Catherine Matausch est une femme rare. Journaliste. Elle aime peindre, photographier. Saisir l’instant par son regard, et habiter l’espace de son âme généreuse. Elle aime aussi lire, et se plonger sans retenue dans cet amour là.

[RW] Un seul livre à la fois ou plusieurs en même temps ?
[CM] Je ne lis qu’un seul livre à la fois et quand j’aime, je ralentis ma lecture pour repousser la séparation.

[RW] Pour vous lire c’est…

[CM] Partir

[RW] Votre premier contact avec les livres ?

[CM] Mon père travaillait beaucoup et quand il rentrait à la maison c’était pour s’enfoncer dans son fauteuil et lire de longues heures. Il se coupait de nous mais j’admirais cette capacité à rester résolument libre au sein d’une famille.

[RW] Premier livre fort ?

[CM] « Lettres à un jeune poète ». J’y ai puisé la certitude qu’il me fallait créer. Ma vie devait être consacré à cette recherche. Et il me faudrait tenir face aux pressions et aux doutes. Malheureusement les doutes ne m’ont jamais quittée.

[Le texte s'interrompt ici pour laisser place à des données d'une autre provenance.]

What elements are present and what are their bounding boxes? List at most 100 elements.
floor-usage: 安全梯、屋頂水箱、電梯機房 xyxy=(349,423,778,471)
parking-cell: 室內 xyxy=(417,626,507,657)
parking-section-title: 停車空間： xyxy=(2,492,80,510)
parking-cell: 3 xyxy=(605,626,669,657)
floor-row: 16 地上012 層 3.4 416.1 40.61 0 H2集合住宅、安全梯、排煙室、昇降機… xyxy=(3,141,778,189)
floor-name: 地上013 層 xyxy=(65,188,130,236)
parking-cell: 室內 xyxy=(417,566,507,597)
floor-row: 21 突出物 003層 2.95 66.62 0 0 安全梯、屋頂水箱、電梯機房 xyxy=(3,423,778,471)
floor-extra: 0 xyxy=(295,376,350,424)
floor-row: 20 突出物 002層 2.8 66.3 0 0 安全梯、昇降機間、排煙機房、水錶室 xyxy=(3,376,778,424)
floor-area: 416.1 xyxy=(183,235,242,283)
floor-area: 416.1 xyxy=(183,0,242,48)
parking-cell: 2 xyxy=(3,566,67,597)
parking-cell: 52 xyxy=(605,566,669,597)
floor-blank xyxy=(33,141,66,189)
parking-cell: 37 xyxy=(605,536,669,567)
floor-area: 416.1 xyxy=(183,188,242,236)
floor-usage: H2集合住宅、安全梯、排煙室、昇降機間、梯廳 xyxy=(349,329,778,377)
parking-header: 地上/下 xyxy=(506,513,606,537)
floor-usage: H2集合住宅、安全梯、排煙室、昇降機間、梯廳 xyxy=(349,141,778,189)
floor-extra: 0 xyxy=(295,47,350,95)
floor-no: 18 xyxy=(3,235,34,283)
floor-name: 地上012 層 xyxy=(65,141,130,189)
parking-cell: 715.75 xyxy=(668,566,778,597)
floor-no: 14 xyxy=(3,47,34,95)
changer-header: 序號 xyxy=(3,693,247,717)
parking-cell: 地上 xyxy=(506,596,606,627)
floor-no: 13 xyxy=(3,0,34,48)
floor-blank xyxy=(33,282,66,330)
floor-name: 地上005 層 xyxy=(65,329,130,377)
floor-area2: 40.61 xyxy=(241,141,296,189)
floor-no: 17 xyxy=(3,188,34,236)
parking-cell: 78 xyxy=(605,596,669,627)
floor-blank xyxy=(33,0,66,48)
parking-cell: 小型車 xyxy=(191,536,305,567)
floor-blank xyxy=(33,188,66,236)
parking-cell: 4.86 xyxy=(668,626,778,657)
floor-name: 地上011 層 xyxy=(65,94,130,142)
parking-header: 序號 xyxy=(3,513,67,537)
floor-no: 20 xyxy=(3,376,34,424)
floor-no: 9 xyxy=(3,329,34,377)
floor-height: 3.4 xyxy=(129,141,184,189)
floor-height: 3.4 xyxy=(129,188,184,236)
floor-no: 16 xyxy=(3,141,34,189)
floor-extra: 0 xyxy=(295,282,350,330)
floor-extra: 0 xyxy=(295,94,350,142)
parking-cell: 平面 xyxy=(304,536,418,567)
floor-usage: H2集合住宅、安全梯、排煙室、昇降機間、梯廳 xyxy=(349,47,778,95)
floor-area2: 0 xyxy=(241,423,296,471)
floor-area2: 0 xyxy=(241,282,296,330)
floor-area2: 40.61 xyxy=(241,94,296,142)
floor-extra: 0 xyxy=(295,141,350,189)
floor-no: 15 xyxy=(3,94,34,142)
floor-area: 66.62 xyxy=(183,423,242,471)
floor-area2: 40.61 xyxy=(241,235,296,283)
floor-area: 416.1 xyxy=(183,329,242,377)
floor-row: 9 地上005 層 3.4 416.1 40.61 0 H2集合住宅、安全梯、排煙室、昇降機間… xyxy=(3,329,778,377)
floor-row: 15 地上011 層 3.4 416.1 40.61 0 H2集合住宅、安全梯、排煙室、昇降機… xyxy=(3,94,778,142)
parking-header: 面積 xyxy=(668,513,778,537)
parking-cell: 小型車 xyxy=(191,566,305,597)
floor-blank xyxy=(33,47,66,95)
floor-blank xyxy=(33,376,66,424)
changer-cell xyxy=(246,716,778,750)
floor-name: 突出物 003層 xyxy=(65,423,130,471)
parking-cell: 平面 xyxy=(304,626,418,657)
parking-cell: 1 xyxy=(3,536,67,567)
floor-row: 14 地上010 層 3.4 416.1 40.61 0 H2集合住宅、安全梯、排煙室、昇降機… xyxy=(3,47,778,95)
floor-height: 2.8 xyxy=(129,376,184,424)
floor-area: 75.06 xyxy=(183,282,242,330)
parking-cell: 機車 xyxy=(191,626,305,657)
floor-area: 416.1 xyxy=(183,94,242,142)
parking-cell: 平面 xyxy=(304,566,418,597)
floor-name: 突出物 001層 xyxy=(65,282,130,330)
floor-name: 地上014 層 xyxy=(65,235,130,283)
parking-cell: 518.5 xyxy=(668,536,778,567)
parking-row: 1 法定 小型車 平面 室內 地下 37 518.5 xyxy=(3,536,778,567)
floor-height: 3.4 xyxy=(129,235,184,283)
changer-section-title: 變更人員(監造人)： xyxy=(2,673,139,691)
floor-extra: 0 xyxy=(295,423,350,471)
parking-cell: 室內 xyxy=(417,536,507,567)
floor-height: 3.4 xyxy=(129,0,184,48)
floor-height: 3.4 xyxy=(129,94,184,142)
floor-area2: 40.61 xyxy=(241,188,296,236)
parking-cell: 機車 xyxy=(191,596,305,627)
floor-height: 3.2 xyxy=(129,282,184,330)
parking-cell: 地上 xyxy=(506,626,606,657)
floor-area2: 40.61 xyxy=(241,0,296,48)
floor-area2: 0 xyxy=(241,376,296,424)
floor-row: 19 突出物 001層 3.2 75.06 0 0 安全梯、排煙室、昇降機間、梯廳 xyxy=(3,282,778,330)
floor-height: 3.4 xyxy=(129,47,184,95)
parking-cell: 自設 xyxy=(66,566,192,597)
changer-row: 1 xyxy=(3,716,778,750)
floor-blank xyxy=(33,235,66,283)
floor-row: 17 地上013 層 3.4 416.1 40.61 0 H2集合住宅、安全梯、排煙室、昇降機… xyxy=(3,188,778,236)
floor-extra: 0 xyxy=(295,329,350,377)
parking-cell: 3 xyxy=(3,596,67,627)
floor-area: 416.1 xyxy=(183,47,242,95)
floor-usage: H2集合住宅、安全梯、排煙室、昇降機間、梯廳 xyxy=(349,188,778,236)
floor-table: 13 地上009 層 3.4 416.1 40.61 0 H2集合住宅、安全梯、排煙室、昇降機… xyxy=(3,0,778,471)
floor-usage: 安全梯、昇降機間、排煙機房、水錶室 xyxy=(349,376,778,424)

[RW] Premier auteur fétiche ?

[CM] Montaigne était ma bible lorsque j’avançais avec difficulté dans mon adolescence.

[RW] Un livre, un seul à emmener partout ?

[CM] Comment faire un tel choix. Je ne m’y résous pas.

[RW] Le livre que vous aimez offrir ?

[CM] J’ai souvent offert « Le prophète » de Khalil Gibran surtout pour ses pages sur l’amour. Lors d’un mariage j’ai été chargé d’en lire un extrait. Je peux lire ces mots mais pas les dire car je pleure aussitôt.

[RW] Votre endroit préféré pour lire ?

[CM] Mon lit. Sans doute représente-t-‘il pour moi une planète très éloignée de la terre. Le syndrome du petit prince.

[RW] Une position préférée pour lire ?
[CM] Assise au milieu d’innombrables coussins.
« Une pièce sans livres? C’est suspect »
[RW] Quelle la place des livres dans votre maison ?

Chez moi les livres sont partout. Dans la bibliothèque mais aussi par terre sur des piles fragiles. Ils prennent la poussière pour attirer l’attention.

[RW] Une pièce sans livre c’est…

[CM] Une pièce sans livres est suspect. J’y vois la fin des rêves. Les livres ont une musique qui l’emporte sur le bruit.

[RW] Selon vous en quoi les livres sont-ils essentiels dans notre société ?

[CM] J’ai rencontré des personnes de grande qualité qui ne lisaient pas et de grands lecteurs manquant de générosité. Je crois donc qu’il est possible de ne pas lire et être un honnête homme. Mais l’éducation à la lecture est importante. L’école n’a pas toujours su transmettre ce goût de la lecture. C’est toujours vrai aujourd’hui.

« Chez moi les livres sont partout! »
[RW] Peut-on dire que lire est comme une résistance aujourd’hui ?

[CM] plus que jamais lire est devenu un moyen de résister à cette course contre la montre qu’est devenu l’acte de vivre. Pour lire il faut avoir du temps et ne pas être esclave des nouvelles technologies. Savoir se poser, faire taire son portable et accepter de ne pas être au courant de tout. J’ai ainsi appris les attentats du 13 novembre le lendemain matin.

[RW] Votre bibliothèque est rangée par…

[CM] Ma bibliothèque est un empilement de livres et de petits objets.  Des santons de provence font la pause sur les étagères. J’aime ce désordre.

[RW] S’il ne fallait garder qu’un mot : pour vous les livres sont…

[CM] Les livres sont mes compagnons.